Prasa tiene en Estepona una promoción residencial
de 190 viviendas en Playa Ángel y otra bolsa de suelo adquirida
recientemente a la promotora cordobesa ÑXXI, denominada Miraval. Además,
cuenta con un polémico solar junto a la Playa de la Rada que se ha
enquistado en el tiempo, ya que iba a albergar un hotel (Hotel Playa
Estepona) promovido en época del GIL que invadió dominio público
hidráulico, se excedió en la edificabilidad permitida por el PGOU de
Estepona, y que desde abril se encuentra en derribo.
En 1999, Prasa, a través de la sociedad Estepona
Beach 2000, se hace con el hotel y obtiene la licencia, que sufre una
serie de modificaciones como el aumento de 5.000 a 22.000 metros
cuadrados techo. La ejecución del hotel se paralizó en 2003 y tras años
de negociaciones se acordó compensar a Prasa con más edificabilidad en
otros suelos (se habla de unas plusvalías de 60 millones de euros) y una
disminución del 70% de la edificabilidad en el solar del hotel, que va a
dedicar a viviendas, a cambio de la demolición.

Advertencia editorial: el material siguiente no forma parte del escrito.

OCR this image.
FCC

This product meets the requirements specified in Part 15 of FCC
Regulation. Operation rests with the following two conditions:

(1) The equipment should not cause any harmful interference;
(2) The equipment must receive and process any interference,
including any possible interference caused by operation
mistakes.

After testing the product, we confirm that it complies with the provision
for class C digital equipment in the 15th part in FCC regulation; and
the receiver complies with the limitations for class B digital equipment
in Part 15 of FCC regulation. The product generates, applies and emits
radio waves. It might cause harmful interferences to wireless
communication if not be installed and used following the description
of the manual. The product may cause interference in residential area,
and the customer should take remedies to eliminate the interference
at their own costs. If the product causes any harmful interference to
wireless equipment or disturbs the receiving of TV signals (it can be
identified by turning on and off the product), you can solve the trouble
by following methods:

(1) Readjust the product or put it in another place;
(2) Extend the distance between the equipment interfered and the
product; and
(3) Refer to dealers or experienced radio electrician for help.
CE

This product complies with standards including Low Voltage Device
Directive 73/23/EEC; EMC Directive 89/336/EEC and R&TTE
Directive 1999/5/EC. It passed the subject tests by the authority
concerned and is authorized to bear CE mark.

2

En 2003, grupos
políticos del Ayuntamiento de Estepona denunciaron que Prasa había hecho
"donaciones" de 300.000 euros al Consistorio para pagar nóminas
municipales.
El presidente de Grupo Prasa, José Romero, nació en
Torrecampo en 1947, una pequeña localidad de Los Pedroches. El nombre de
la compañía se corresponde con las iniciales de su padre,
Pablo Romero Alamillos, patriarca de este grupo familiar y
fundador de una pequeña empresa de albañilería que se ha terminado
convirtiendo en un emporio de 34 empresas con presencia internacional
que abarca la construcción y la promoción de viviendas, residencias de
mayores y proyectos hoteleros, pero también explotaciones cinegéticas.

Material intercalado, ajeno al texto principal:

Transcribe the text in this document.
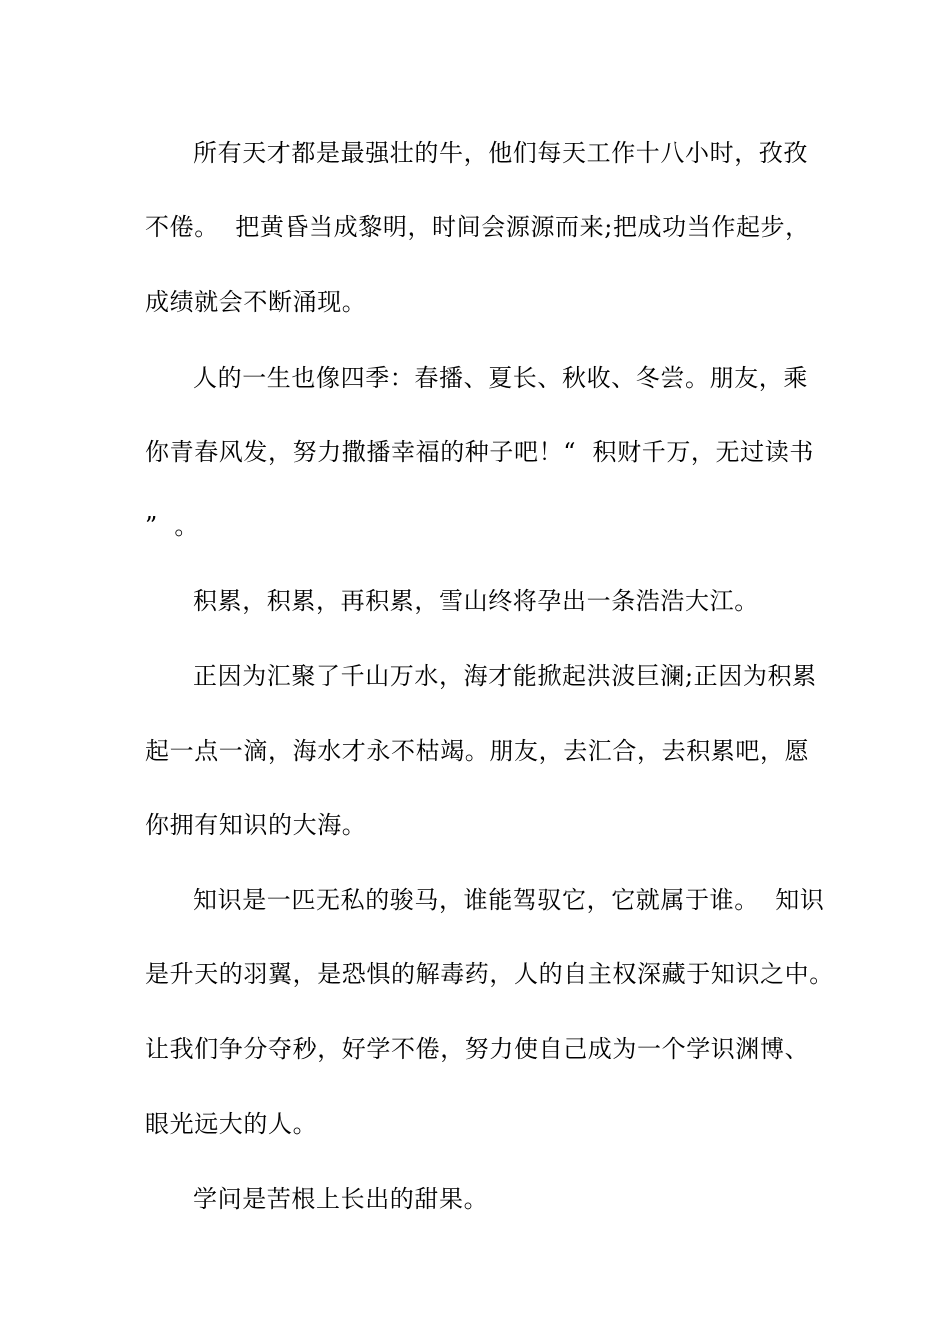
所有天才都是最强壮的牛，他们每天工作十八小时，孜孜
不倦。  把黄昏当成黎明，时间会源源而来;把成功当作起步，
成绩就会不断涌现。
人的一生也像四季：春播、夏长、秋收、冬尝。朋友，乘
你青春风发，努力撒播幸福的种子吧！“  积财千万，无过读书
”  。
积累，积累，再积累，雪山终将孕出一条浩浩大江。
正因为汇聚了千山万水，海才能掀起洪波巨澜;正因为积累
起一点一滴，海水才永不枯竭。朋友，去汇合，去积累吧，愿
你拥有知识的大海。
知识是一匹无私的骏马，谁能驾驭它，它就属于谁。  知识
是升天的羽翼，是恐惧的解毒药，人的自主权深藏于知识之中。
让我们争分夺秒，好学不倦，努力使自己成为一个学识渊博、
眼光远大的人。
学问是苦根上长出的甜果。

Prasa da empleo directo a 2.000 personas.
Los cinco hijos de Pablo Romero siguieron los pasos
del padre y, capitaneados por José, que participó desde joven en la
gestión de la firma, comenzaron a desarrollar la constructora, que
creció de forma espectacular entre los años 80 y 90. Más allá de la
construcción, José Romero no ha dudado en comenzar aventuras
empresariales, como el desarrollo de Sanyres, dedicado a las residencias
para personas mayores.
En su tierra natal, Romero ha recuperado La Posada
del Moro -antigua parada de postas del camino entre Córdoba y Madrid-,
donde desarrolla una importante labor cultural y museística. Este
empresario además es el accionista mayoritario del Córdoba C. F.,
después de que los otros dos propietarios del club -Rafael
Gómez (Sandokán) y Ángel Marín-
decidieran vender sus activos.
Otra de las apuestas más importantes de este
empresario ha sido la Cátedra Prasa de Empresa Familiar, en la que se
han formado decenas de empresarios de la provincia. Entre sus
reconocimientos más importantes se encuentra el nombramiento en 2006
como mejor empresario nacional concedido en la Feria Inmobiliaria
Meeting Point, una de las más importantes del sector.